Website security is that many WordPress newbies are easy to overlook an important problem. How to ensure WordPress site security, but also many just contacts the WordPress experts when they face problems. This is a series of tutorials to teach you the introduction to a series of steps to protect your WordPress website security. Here are the 32 steps to WordPress website security ultimate checklist Step 23 ~ 27. Today we will see 23 to 27 step.
WordPress website security ultimate checklist Step 23 ~ 27
23. Prohibit execution of PHP code
If a hacker has hacked your site by some means. Then the first thing he/she has to do is probably execute the PHP code inside a certain folder. However, if you disable this feature, then even if your site is compromised, but your site will not have serious consequences.

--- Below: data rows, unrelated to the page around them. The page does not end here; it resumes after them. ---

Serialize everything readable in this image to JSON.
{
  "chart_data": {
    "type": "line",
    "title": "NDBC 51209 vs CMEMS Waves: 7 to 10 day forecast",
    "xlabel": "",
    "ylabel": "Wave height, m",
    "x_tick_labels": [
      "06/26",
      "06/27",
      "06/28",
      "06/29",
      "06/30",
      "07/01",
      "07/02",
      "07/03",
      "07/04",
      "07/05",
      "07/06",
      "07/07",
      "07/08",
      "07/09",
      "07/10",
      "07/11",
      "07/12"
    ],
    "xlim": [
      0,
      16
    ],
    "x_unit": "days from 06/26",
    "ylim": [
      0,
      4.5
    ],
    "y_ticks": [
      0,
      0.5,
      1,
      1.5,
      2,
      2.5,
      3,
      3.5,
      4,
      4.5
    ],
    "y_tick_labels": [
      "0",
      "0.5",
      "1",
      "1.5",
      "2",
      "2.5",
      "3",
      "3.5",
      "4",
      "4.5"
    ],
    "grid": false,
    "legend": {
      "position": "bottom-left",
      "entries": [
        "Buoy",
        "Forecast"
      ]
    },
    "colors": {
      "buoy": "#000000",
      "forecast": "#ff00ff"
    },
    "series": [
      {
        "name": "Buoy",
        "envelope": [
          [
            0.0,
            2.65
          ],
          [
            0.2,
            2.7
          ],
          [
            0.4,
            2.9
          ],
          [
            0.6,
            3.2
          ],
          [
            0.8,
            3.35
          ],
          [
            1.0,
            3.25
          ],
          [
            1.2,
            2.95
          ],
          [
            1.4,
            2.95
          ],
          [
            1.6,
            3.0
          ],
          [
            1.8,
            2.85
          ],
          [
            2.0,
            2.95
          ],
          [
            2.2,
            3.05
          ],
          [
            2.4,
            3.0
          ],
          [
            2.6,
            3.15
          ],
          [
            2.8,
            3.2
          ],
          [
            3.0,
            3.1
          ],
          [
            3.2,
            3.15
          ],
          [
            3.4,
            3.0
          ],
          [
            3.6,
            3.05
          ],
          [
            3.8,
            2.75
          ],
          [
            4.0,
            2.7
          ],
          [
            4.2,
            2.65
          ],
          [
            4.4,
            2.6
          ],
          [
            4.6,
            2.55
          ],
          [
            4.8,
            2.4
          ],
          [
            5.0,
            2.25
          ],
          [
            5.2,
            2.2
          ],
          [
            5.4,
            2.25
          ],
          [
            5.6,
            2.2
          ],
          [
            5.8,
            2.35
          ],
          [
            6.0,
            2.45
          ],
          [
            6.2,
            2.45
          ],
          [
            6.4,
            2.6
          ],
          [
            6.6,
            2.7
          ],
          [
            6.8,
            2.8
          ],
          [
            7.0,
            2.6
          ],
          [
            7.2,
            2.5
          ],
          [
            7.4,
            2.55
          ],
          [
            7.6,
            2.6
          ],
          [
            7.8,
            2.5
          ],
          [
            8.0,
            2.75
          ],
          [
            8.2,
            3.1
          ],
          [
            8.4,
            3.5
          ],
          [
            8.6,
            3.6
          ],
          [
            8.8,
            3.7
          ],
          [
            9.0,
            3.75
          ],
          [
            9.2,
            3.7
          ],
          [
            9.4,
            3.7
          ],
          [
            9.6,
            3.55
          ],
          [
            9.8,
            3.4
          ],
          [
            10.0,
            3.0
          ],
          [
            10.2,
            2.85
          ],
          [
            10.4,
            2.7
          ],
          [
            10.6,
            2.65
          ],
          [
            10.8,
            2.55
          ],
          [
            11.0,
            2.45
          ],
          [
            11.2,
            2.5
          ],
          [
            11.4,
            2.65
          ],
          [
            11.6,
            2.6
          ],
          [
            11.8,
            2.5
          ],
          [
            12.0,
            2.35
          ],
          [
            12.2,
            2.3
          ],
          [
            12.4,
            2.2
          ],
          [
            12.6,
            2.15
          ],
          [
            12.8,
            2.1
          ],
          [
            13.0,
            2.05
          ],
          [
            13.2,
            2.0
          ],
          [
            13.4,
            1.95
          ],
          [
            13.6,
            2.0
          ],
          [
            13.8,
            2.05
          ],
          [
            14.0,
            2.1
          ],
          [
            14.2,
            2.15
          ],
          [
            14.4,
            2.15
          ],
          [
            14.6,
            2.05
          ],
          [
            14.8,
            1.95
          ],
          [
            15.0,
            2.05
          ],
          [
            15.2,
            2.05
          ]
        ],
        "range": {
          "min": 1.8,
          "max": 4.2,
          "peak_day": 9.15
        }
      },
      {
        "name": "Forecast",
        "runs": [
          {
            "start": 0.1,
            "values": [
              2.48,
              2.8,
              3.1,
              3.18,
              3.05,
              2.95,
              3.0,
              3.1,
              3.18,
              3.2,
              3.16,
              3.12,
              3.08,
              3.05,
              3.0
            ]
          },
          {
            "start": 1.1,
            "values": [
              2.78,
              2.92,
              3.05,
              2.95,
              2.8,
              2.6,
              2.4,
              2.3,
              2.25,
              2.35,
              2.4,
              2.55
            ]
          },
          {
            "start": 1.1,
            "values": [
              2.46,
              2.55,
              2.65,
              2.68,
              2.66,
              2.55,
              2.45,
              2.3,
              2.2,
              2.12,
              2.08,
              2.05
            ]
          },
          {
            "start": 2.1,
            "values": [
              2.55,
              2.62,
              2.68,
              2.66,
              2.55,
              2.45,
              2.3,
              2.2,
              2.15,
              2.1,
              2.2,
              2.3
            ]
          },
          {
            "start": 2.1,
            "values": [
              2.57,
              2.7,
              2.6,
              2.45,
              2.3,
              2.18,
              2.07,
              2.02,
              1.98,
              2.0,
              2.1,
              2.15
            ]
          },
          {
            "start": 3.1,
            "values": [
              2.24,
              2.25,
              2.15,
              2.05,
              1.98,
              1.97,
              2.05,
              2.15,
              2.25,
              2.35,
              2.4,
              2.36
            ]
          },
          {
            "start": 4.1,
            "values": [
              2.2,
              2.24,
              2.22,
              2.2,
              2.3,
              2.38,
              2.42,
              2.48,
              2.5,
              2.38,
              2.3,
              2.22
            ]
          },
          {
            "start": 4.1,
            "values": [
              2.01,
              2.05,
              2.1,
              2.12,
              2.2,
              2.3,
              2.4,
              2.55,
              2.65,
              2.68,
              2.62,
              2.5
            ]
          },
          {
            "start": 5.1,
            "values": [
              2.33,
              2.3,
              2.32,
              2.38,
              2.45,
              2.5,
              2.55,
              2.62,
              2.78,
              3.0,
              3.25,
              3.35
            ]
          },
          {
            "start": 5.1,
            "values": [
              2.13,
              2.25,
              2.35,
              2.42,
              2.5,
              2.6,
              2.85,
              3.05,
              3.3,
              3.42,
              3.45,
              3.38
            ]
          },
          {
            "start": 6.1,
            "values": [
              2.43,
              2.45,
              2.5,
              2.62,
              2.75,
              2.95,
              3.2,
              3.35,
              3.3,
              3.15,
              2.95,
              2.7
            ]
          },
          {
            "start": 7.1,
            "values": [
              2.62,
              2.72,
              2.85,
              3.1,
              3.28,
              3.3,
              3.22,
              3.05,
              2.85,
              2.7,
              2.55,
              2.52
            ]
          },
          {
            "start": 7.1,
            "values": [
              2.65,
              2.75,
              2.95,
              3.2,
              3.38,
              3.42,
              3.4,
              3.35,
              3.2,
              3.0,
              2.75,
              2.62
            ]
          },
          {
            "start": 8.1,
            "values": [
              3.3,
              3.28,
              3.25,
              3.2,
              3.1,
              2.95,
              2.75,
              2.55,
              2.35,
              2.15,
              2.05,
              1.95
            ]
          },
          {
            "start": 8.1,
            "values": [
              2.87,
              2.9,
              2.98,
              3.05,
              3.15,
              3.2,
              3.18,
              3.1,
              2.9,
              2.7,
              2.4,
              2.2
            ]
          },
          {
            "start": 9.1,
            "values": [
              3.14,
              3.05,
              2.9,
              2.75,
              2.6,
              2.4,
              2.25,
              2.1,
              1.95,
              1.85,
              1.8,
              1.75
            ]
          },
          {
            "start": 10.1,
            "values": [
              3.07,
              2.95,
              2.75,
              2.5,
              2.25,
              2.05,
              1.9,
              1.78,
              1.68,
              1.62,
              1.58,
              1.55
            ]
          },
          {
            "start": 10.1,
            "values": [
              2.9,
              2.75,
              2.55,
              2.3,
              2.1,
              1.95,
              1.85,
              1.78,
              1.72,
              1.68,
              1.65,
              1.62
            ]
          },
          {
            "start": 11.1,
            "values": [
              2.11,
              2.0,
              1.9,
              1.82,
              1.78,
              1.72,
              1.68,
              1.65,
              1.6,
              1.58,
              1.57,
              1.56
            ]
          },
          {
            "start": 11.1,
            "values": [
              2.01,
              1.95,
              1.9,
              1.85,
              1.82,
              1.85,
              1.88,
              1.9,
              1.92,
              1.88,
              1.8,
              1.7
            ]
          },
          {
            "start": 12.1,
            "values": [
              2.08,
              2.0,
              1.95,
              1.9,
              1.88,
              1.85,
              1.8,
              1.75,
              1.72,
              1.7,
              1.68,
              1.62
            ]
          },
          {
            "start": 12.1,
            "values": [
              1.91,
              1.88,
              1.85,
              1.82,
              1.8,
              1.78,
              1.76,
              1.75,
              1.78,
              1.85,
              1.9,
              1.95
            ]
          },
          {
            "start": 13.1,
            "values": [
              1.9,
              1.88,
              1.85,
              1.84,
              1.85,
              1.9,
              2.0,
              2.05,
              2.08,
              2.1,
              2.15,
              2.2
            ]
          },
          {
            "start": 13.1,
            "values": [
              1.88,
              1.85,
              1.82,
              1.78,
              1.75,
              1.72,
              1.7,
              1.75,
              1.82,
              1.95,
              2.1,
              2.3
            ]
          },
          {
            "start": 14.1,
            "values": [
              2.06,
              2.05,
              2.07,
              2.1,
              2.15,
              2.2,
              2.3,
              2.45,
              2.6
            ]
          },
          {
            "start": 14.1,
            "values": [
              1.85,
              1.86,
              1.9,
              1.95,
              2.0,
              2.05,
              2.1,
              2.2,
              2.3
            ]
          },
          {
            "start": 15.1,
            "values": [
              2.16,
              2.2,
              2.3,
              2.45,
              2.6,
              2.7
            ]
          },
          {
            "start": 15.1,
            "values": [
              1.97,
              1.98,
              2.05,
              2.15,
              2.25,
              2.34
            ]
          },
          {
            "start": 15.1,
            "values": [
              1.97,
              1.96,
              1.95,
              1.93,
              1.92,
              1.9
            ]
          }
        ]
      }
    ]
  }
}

This is an important step in securing a WordPress site and may affect the running of certain plugins and themes. However, you should at least limit the two directories wp-includes and uploads that are most likely to have problems.
You can put the following code into the .htaccess file. Or, you can limit the directory (such as above we say wp-includes and uploads directory）：
deny from all
24. Isolate the WordPress database
If you have multiple sites on the same server, you might like all the sites to share the same database.
This will affect the security of the WordPress site. If one of the sites is hacked, other WordPress sites that use the same database may also be hacked.
When you set up a WordPress installation, the first thing you should wear a new database. Set a separate name for the database, a separate database username, and a separate password, which should not be the same as the database information of other sites.
This way, even if one of your sites is hacked, it won’t be hacked into other sites on your same server through the database.
25. Restrict permissions for database users
When you set up a WordPress site for the first time, due to the lack of information, you may set improper permissions to the database and bring risks.
Typically, database users need the following permissions: for the vast majority of WordPress site daily operations, only need to read and write permissions to the database for SELECT (select), INSERT (Insert), UPDATE (Update), and DELETE (delete).
You can remove these permissions for DROP (delete database or data table), ALTER (change data table), and GRANT (assign database or data table permissions).
Note: Some of the WordPress major version upgrades may require these permissions (such as to modify a data table), but most of the daily work does not need these permissions. You can change the settings temporarily when needed.
26. Prohibit File Editing
When you are just starting out, you may often want to tweak the theme, modify the plugins, so you need to edit these files. In addition to this, there is no need for WordPress administrators to edit PHP files in general.
Therefore, once your website development is complete, once it is up and running, you don’t have to edit the files.
At the same time, allowing administrators to edit these files, there may some security vulnerabilities. Because hackers generally hack to log into your site, then they can immediately modify your PHP file, the file in the arbitrary implant, they want to place the Trojan virus and other malicious code.
To prevent the administrator from editing these PHP files, you just put the following code into your wp-config.php file on it：
define ('DISALLOW_FILE_EDIT', true);
Or, You can use the All In One WP Security & Firewall to disable PHP file editing by going WP Security » FileSystem Security » PHP File Editing.
27. Protect wp-config.php file security
If you compare WordPress files to someone’s body, then the wp-config.php file is the human heart.
We are no longer here to explain the importance of the wp-config.php file, but we will cover it later. We just remember the fact that the wp-config.php file stores a lot of important information. It includes the database name of the WordPress site, username, password, authentication key, and some other important settings. Therefore, this document can be said to be very important. Simply prohibit anyone else from accessing the document.
We strongly recommend strengthening the WordPress core configuration file (wp-config.php) protection. You may want to transfer the location of the file to elevate wp-config.php. There is some controversy about the security of PHP files on the web. But everyone agrees that wp-config.php should be protected.
If you have not set the security measures described in step 23 above (to prohibit execution of PHP code) then you can add the following code to the htaccess file：
order allow, deny
deny from all
< / files>
Of course, if you have strictly enforced step 23, then there is no need to carry out this step.